Background
Sydenham chorea, though rare in developed countries due to widespread antibiotic access, remains a significant neurological manifestation associated with acute rheumatic fever [1, 2]. This case highlights the challenges in diagnosing and managing this condition, emphasizing the importance of early identification and appropriate therapeutic strategies.
Case Report
A 10-year-old girl presented to the ED with nonspecific, rapid involuntary movements of the extremities initially described as twitching. Two weeks earlier, she had streptococcal pharyngitis treated with amoxicillin. This history combined with her symptoms raised suspicion for Sydenham chorea. An antistreptolysin O titer (ASO) was ordered, and she was discharged with instructions to return if symptoms worsened. Over six days, her symptoms progressed to severe motor impairment, prompting her return. The ASO was elevated at 888 Todd units (normal: 200–310). Examination revealed sporadic choreiform movements of the head, neck, torso, and extremities with the left arm more affected compared to the right (see Video 1). She also demonstrated sporadic transitioning between normal speech and laughter.
Video 1
The video shows a 10-year-old female exhibiting sporadic choreiform movements of the arms, legs, torso, neck, and head consistent with Sydenham chorea.

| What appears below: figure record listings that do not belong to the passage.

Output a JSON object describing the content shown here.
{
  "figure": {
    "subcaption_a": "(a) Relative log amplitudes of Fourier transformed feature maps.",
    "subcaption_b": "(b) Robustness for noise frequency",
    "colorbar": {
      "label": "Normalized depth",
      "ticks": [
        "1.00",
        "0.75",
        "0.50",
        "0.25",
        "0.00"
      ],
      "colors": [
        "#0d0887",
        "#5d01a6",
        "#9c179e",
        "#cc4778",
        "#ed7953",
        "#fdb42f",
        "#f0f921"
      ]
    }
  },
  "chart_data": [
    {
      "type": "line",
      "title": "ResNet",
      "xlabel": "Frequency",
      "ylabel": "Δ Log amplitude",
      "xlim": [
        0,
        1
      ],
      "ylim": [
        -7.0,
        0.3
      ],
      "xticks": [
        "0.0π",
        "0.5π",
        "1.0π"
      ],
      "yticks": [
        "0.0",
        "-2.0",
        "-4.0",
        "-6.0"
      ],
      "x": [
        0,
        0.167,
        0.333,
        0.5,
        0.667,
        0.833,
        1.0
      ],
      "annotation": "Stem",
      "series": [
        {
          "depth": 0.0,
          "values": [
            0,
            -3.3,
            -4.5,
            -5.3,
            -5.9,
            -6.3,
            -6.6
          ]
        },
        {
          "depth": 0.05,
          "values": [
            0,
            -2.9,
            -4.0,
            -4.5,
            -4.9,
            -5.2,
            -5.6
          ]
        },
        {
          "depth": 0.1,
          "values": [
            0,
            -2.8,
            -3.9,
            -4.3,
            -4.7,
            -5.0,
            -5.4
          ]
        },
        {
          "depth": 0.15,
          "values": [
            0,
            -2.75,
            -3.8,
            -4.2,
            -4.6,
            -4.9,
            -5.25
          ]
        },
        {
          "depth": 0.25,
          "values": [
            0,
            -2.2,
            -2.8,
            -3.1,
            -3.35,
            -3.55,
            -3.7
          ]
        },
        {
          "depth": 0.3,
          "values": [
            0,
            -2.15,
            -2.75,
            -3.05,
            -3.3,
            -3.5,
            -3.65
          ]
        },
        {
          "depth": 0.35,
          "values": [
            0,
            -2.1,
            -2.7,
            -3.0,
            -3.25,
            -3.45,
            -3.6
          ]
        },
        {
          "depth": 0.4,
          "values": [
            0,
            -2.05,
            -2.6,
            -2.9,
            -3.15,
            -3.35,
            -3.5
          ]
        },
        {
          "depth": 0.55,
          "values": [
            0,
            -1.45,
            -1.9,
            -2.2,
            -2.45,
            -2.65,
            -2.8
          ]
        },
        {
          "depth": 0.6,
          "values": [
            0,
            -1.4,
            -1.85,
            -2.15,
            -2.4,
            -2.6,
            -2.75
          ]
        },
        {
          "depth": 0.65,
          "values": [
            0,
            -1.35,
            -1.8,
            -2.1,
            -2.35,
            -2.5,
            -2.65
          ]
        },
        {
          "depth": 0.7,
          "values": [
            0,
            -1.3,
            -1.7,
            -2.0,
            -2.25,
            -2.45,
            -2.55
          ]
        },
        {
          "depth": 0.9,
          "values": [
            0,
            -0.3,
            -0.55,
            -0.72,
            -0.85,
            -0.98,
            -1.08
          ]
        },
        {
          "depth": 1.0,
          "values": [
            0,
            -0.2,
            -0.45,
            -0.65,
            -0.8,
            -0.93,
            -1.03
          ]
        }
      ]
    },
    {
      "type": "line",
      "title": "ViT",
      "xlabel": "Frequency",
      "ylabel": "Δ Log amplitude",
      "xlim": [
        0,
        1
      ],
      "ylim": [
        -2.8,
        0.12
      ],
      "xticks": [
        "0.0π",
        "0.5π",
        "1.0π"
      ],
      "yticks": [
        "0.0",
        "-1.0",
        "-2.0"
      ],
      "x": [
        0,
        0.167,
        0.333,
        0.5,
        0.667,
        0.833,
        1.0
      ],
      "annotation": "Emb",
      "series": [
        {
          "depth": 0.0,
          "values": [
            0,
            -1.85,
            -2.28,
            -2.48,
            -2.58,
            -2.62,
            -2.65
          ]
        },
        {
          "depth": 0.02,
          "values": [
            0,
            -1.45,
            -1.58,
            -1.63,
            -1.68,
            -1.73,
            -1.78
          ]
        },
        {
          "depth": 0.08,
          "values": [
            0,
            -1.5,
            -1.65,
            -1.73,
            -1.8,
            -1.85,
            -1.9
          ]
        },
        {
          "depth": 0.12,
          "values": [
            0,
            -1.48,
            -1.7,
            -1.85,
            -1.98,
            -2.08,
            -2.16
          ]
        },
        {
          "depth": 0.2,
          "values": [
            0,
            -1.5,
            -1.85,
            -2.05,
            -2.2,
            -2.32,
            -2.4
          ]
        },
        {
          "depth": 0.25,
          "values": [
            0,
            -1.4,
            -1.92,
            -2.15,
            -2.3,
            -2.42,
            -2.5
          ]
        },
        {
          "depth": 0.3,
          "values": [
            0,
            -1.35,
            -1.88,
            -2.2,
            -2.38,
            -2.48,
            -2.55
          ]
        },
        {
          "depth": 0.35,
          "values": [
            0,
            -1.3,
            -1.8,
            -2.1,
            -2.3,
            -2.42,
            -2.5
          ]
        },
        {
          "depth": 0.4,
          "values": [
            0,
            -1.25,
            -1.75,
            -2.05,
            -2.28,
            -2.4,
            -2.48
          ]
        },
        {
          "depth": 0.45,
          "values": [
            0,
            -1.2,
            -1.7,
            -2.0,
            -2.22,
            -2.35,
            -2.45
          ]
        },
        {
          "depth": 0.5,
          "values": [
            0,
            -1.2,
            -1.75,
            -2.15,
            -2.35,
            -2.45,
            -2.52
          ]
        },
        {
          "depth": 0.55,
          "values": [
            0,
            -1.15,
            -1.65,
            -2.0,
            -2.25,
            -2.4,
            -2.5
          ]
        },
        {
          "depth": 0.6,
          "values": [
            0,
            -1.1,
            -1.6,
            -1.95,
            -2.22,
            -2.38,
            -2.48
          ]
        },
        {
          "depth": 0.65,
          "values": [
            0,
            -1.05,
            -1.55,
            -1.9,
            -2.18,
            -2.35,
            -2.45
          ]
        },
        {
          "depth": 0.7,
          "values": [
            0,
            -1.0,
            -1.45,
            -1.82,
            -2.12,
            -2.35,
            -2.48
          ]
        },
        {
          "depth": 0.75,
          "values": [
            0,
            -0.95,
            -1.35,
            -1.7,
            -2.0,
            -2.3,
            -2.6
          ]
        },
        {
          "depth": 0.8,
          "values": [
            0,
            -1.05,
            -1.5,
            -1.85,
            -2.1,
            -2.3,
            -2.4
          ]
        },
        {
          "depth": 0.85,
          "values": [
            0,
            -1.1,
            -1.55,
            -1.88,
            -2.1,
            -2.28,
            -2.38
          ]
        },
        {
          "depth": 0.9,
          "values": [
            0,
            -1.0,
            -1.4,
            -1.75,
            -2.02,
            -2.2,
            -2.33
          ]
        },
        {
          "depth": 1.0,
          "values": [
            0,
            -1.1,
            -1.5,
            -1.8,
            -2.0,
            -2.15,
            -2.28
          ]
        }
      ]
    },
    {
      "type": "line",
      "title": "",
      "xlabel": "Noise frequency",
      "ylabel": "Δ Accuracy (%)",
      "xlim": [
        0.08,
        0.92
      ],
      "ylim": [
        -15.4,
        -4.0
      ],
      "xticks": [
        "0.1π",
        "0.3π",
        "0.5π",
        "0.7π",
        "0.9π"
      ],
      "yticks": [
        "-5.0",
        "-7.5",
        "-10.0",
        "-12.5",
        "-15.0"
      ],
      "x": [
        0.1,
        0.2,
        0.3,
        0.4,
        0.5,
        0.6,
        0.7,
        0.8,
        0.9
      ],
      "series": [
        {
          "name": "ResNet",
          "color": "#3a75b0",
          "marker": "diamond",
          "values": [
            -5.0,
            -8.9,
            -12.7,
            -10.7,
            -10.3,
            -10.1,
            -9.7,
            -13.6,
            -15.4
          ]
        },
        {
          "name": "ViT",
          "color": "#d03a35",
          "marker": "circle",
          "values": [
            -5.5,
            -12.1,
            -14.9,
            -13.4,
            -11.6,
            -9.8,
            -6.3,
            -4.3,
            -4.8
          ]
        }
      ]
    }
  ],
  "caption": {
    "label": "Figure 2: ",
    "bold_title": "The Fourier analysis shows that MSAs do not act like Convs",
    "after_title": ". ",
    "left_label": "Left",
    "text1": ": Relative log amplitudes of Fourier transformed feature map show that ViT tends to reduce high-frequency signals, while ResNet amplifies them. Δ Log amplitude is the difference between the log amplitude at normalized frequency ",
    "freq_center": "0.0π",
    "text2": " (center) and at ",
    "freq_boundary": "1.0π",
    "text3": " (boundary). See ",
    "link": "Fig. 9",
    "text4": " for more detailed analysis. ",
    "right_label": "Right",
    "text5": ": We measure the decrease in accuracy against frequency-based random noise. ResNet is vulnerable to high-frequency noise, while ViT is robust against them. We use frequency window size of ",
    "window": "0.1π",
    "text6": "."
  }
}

Labs showed low creatinine (0.53 mg/dL), low ammonia (58 mcg/dL), and low valproic acid (40 mcg/mL). Her head CT and MRI were unremarkable. Echocardiography revealed aortic and mitral regurgitation. The combination of her clinical presentation and diagnostic workup met the Jones criteria for acute rheumatic fever. Treatment included 4.8 million units penicillin G benzathine, 60 mg prednisone daily, 500 mg valproic acid twice daily, and 1 mg haloperidol twice daily. Haloperidol was added to the treatment regimen primarily for its proven efficacy in reducing the involuntary movements associated with Sydenham chorea. After 18 days of admission, rehabilitation, and therapy, her symptoms had significantly improved, and she was discharged on a prednisone taper and 1 mg haloperidol twice daily. On follow-up evaluation, she reported complete resolution of symptoms and was able to attend school with no issues.
Discussion
Although rare in developed nations, Sydenham chorea persists due to rheumatogenic group A streptococcal strains, requiring clinical suspicion after streptococcal infections [1]. Sydenham chorea can be difficult to identify because of its rarity and the non-specific nature of its early presentation. Also, it can develop up to several months after streptococcal pharyngitis [1, 2]. Thorough history-taking of recent streptococcal pharyngitis and the presence of other features of rheumatic fever, such as carditis, arthritis, and erythema marginatum-type rash [3] will allow the clinician to pursue laboratory confirmation with an ASO.
This case demonstrated rapid progression from the non-specific initial presentation—which was likely mild, large-amplitude early choreiform movements—to the more severe definitive chorea. Elevated ASO confirmed the diagnosis, enabling early intervention. Collaboration with pediatric neurology allowed comprehensive management. The patient’s improvement highlighted the efficacy of our therapeutic approach.
Ethics and Consent
Written informed consent was taken from the patient and mother to publish the video and case details for educational purposes.
Competing Interests
The authors have no competing interests to declare.